Exploiting butyrylcholinesterase inhibitors through a combined 3-D pharmacophore modeling, QSAR, molecular docking, and molecular dynamics investigation

Alzheimer's disease (AD), a neurodegenerative condition associated with ageing, can occur. AD gradually impairs memory and cognitive function, which leads to abnormal behavior, incapacity, and reliance. By 2050, there will likely be 100 million cases of AD in the world's population. Acetylcholinesterase (AChE) and butyrylcholinesterase (BuChE) inhibition are significant components of AD treatment. This work developed models using the genetic method multiple linear regression, atom-based, field-based, and 3-D pharmacophore modelling. Due to internal and external validation, all of the models have solid statistical (R-2 > 0.81 and Q(2) > 0.77) underpinnings. From a pre-plated CNS library (6055), we discovered a hit compound using virtual screening on a QSAR model. Through molecular docking, additional hit compounds were investigated (XP mode). Finally, a molecular dynamics simulation revealed that the Molecule5093-4BDS complex was stable (100 ns). Finally, the expected ADME properties for the hit compounds (Molecule5093, Molecule1076, Molecule4412, Molecule1053, and Molecule3344) were found.
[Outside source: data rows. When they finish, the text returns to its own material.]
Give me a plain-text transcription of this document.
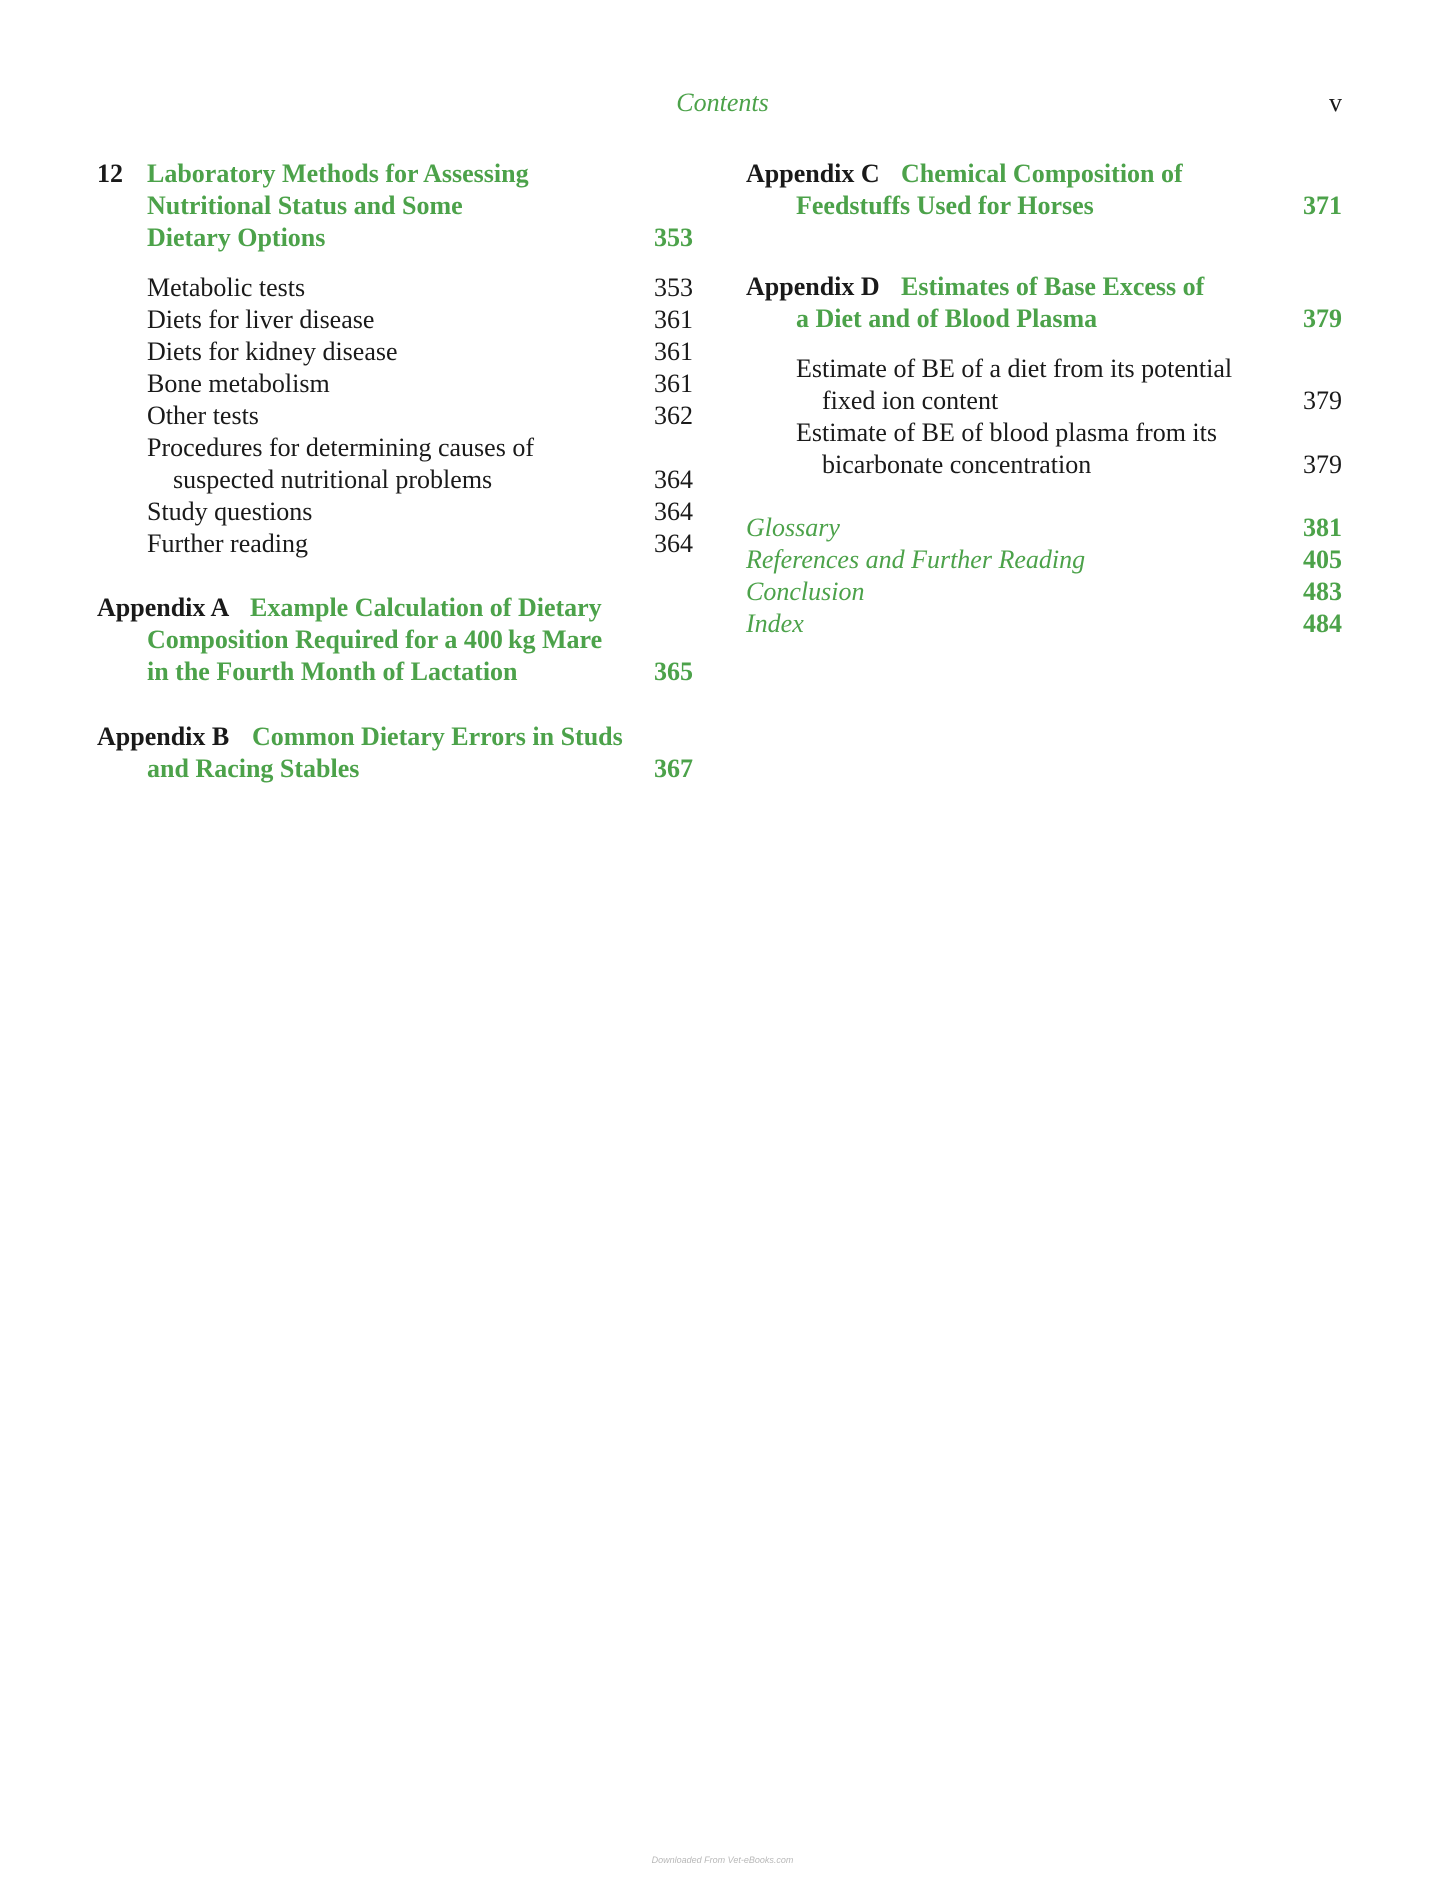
Contents	v
12 Laboratory Methods for Assessing
Nutritional Status and Some
Dietary Options	353
Metabolic tests	353
Diets for liver disease	361
Diets for kidney disease	361
Bone metabolism	361
Other tests	362
Procedures for determining causes of
suspected nutritional problems	364
Study questions	364
Further reading	364
Appendix A Example Calculation of Dietary
Composition Required for a 400 kg Mare
in the Fourth Month of Lactation	365
Appendix B Common Dietary Errors in Studs
and Racing Stables	367
Appendix C Chemical Composition of
Feedstuffs Used for Horses	371
Appendix D Estimates of Base Excess of
a Diet and of Blood Plasma	379
Estimate of BE of a diet from its potential
fixed ion content	379
Estimate of BE of blood plasma from its
bicarbonate concentration	379
Glossary	381
References and Further Reading	405
Conclusion	483
Index	484
Downloaded From Vet-eBooks.com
According to the results of our investigation and the prospective hit compounds, BuChE inhibitors may be used as a treatment for AD.

Automated summary

Alzheimer's disease (AD), a neurodegenerative condition associated with ageing, gradually impairs memory and cognitive function, leading to abnormal behavior, incapacity, and reliance. It is projected that by 2050, there will be 100 million cases of AD worldwide. This study developed models using various methods to identify potential BuChE inhibitors for AD treatment, and discovered hit compounds through virtual screening and molecular docking. Molecular dynamics simulation and ADME property prediction were also conducted. The results suggest that BuChE inhibitors may be used as a treatment for AD.